Yoshizumi T, Ito T, Nakayama M, Abe T, Hagiwara H, Nakayama T
Department of Cardiovascular Surgery, Japanese Red Cross Nagoya First Hospital, Nagoya, Japan.
Kyobu Geka. 2007 Aug;60(9):812-5.
We report a case of tricuspid valve endocarditis in a drug addict. A 30-year-old man who had a history of intravenous drug abuse was admitted with complaints of high fever and dyspnea. Chest computed tomography showed multiple thromboembolism in the bilateral lungs. Blood culture was positive with methicillin sesitive Staphylococcus aureus, and echocardiography showed severe tricuspid valve regurgitation and vegetations attached to the tricuspid valve. Because infection was uncontrollable, he underwent surgery. We removed a part of posterior leaflet including vegetations, and performed tricuspid valve repair using the autologous pericardium. The patient's postoperative course was uneventful.
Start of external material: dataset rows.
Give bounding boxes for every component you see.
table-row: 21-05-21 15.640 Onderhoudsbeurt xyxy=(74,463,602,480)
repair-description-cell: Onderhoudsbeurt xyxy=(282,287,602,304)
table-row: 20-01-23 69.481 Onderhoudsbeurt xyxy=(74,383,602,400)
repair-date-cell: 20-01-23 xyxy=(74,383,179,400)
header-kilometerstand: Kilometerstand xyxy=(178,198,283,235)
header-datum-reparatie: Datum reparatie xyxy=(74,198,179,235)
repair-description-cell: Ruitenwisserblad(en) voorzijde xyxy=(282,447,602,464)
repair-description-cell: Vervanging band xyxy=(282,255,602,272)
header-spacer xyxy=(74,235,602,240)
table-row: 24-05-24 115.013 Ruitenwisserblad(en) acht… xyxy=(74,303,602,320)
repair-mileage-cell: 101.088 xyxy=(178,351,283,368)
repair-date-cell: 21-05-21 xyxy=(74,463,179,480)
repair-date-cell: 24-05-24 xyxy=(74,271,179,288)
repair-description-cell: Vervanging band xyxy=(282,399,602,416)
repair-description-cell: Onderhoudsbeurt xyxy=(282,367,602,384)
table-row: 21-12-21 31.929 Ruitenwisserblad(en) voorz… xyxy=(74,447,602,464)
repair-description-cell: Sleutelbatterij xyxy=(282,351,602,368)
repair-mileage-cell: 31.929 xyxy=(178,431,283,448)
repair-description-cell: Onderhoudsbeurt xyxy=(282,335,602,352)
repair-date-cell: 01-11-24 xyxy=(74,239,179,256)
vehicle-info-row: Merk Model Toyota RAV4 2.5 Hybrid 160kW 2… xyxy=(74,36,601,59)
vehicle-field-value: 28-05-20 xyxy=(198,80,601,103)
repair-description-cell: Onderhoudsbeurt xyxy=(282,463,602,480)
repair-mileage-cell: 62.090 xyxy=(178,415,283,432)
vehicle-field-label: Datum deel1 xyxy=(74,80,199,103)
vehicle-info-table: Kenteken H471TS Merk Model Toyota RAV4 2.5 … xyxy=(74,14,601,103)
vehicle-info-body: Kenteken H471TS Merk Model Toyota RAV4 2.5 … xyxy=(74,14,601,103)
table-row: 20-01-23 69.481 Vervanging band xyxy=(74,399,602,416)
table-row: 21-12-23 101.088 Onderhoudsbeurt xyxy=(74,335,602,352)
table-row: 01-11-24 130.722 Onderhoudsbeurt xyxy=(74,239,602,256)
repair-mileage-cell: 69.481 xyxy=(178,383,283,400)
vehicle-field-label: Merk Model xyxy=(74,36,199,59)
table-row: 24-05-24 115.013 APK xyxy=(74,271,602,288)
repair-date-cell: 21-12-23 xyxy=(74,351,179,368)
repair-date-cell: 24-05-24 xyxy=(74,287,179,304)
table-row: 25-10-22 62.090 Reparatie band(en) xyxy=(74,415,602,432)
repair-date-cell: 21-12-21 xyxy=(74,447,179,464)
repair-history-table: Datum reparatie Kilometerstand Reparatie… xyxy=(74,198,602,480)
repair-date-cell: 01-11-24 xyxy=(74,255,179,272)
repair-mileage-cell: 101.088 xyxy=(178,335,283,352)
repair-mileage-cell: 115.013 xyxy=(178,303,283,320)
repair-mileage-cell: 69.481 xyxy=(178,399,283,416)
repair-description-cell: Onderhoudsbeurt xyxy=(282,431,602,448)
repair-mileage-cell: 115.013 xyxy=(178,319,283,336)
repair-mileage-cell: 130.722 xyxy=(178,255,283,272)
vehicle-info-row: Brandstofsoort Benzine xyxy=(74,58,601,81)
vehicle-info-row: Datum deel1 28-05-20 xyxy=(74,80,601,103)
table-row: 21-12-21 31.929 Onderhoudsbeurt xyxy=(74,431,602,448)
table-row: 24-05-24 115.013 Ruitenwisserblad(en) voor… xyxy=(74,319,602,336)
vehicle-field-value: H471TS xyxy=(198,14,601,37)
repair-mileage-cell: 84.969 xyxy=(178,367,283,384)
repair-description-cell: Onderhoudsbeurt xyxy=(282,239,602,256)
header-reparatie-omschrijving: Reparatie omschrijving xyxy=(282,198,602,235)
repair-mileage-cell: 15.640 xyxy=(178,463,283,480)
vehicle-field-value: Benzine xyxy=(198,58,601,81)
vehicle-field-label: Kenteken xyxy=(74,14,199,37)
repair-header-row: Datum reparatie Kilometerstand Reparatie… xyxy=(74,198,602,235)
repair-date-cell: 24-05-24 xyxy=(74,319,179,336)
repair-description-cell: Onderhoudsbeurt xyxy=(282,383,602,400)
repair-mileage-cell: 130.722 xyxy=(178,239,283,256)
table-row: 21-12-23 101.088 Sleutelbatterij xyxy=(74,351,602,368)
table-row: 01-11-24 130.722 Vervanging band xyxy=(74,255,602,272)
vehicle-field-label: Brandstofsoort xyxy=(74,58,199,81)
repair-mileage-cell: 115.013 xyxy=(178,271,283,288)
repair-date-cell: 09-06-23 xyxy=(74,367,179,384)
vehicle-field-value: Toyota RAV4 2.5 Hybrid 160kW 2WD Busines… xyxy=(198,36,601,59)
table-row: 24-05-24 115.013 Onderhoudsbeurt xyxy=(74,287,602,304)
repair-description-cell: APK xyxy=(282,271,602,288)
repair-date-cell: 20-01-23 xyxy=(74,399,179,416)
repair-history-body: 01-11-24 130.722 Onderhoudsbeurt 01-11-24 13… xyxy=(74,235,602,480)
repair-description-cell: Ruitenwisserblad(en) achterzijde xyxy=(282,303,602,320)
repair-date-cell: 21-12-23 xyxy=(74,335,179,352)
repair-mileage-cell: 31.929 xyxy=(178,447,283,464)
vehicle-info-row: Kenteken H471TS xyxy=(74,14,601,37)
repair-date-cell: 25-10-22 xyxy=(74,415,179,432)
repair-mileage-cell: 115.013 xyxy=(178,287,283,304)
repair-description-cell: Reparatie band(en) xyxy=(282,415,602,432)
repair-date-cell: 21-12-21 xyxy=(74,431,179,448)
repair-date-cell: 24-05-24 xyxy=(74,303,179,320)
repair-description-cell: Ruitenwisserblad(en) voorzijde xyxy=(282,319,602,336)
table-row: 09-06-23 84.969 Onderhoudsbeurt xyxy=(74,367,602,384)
Subsequent echocardiography showed no vegetations and regurgitation of the tricuspid valve. He has remained free from endocarditis for 10 months after surgery.
我们报告一例吸毒者患三尖瓣心内膜炎的病例。一名有静脉吸毒史的30岁男性因高热和呼吸困难入院。胸部计算机断层扫描显示双侧肺部有多处血栓栓塞。血培养结果为耐甲氧西林金黄色葡萄球菌阳性,超声心动图显示严重的三尖瓣反流以及三尖瓣上有赘生物。由于感染无法控制,他接受了手术。我们切除了包括赘生物在内的部分后叶,并使用自体心包进行三尖瓣修复。患者术后恢复顺利。随后的超声心动图显示三尖瓣无赘生物及反流。术后10个月他一直未再发生心内膜炎。